ボルソナロ大統領は2日、ブラジルのTV局SBTのインタビューで、「アルゼンチン情勢の方がベネズエラよりも心配だ」と語ったと、3日付ブラジル各紙が報じた。
アルゼンチン大統領選は10月27日に行われる。クリスチーナ・キルチネル前大統領は数々の汚職容疑で刑事被告人となっているが、世論調査では現職右派のマクリ大統領を上回る支持を得ている。2人が決選投票に進んだとの仮定での支持率調査では、キルチネル氏が9ポイントリードしている。
ボルソナロ大統領は、「キルチネル氏が勝ったら、アルゼンチンはベネズエラのようになってしまうに違いない」と語った。
アルゼンチンでは3月のインフレ率が4・7%に達し、総人口の32%が貧困層に転落した。

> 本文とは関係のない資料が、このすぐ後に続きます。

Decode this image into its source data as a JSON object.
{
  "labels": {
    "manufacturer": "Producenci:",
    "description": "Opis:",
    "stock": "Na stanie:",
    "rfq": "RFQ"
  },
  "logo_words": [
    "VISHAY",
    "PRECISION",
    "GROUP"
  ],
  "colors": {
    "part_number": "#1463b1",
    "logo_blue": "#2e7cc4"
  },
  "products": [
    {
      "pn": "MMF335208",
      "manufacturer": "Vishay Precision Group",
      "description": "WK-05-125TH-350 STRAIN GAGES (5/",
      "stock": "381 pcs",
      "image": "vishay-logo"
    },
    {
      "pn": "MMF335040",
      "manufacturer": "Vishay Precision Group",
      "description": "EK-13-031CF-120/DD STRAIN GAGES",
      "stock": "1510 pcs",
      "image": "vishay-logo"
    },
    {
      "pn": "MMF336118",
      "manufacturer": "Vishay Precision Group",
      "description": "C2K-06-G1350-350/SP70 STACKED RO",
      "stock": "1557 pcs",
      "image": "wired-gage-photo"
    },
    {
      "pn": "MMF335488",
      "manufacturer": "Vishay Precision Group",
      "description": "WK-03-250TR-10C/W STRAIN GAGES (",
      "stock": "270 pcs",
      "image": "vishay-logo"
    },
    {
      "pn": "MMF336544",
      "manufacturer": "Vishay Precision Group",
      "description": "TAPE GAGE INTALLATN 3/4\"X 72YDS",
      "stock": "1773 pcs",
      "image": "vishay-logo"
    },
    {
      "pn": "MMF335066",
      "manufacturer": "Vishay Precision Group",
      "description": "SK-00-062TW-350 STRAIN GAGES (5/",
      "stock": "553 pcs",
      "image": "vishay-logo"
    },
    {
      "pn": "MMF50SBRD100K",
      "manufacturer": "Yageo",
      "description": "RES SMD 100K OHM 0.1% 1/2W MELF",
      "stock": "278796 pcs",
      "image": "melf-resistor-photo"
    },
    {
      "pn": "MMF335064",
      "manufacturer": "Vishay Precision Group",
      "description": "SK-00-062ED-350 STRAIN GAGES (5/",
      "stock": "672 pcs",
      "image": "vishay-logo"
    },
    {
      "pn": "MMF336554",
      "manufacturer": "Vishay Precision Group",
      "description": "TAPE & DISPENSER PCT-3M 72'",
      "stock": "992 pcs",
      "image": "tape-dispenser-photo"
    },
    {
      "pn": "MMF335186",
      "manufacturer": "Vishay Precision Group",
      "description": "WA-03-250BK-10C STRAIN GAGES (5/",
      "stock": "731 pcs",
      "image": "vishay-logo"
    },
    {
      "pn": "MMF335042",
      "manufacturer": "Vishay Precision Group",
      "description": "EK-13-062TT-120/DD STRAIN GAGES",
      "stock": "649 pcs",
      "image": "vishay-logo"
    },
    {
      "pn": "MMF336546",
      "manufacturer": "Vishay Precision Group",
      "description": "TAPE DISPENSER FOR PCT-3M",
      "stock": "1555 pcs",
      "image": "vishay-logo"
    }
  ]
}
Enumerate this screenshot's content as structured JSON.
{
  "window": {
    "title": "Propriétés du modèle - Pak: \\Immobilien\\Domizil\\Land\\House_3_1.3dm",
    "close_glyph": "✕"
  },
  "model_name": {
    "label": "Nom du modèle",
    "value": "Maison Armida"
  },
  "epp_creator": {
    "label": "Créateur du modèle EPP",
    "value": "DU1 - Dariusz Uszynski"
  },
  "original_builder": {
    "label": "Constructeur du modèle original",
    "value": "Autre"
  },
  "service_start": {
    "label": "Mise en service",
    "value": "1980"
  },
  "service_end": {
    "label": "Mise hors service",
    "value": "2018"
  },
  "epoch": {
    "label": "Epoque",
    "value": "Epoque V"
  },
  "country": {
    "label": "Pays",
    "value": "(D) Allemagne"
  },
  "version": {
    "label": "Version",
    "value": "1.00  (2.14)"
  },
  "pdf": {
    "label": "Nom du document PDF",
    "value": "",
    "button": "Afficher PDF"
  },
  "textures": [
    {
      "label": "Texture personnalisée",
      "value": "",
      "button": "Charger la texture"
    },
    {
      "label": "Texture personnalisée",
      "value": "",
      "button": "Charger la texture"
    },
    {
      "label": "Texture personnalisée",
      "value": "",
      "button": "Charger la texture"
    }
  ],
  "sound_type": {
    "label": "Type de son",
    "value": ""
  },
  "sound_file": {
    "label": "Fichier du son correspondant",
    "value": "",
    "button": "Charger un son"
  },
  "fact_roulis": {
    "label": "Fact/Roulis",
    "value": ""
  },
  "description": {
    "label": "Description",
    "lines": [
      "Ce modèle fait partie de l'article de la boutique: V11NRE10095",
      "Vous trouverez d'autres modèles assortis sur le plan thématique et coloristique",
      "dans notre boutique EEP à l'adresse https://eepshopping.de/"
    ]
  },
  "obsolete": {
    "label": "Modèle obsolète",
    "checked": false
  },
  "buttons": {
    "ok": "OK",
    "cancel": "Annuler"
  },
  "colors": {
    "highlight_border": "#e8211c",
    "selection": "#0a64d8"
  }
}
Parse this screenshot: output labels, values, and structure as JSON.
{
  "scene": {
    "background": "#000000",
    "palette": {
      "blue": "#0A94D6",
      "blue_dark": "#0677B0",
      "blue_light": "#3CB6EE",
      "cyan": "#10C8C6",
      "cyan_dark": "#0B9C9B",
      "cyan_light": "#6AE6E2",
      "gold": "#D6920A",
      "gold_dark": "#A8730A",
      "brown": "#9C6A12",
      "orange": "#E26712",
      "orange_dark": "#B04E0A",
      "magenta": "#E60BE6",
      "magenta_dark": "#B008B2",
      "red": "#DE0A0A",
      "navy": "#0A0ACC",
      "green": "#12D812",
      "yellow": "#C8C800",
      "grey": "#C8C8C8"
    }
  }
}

「企業家としての手腕を活かし、自由主義経済政策で国家を繁栄させる。インフレを止める」と主張し、15年選挙で当選したマクリ大統領の再選は危うくなっている。
右派、保守派思想が行き過ぎて、「過剰な左派嫌い」なブラジルのボルソナロ大統領は、南米諸国の中でブラジルと並ぶ存在感を持つ隣国アルゼンチンが左派体制に戻るかもしれないと考えるだけで虫唾が走る思いのようだ。
ボルソナロ大統領に近い筋からは、「南米大陸の南端アルゼンチンが社会主義国家になり、北端のベネズエラは麻薬密売に染まった共産主義国家となれば、ブラジルにとって非常にやっかいな状況が生じる」との発言も出ている。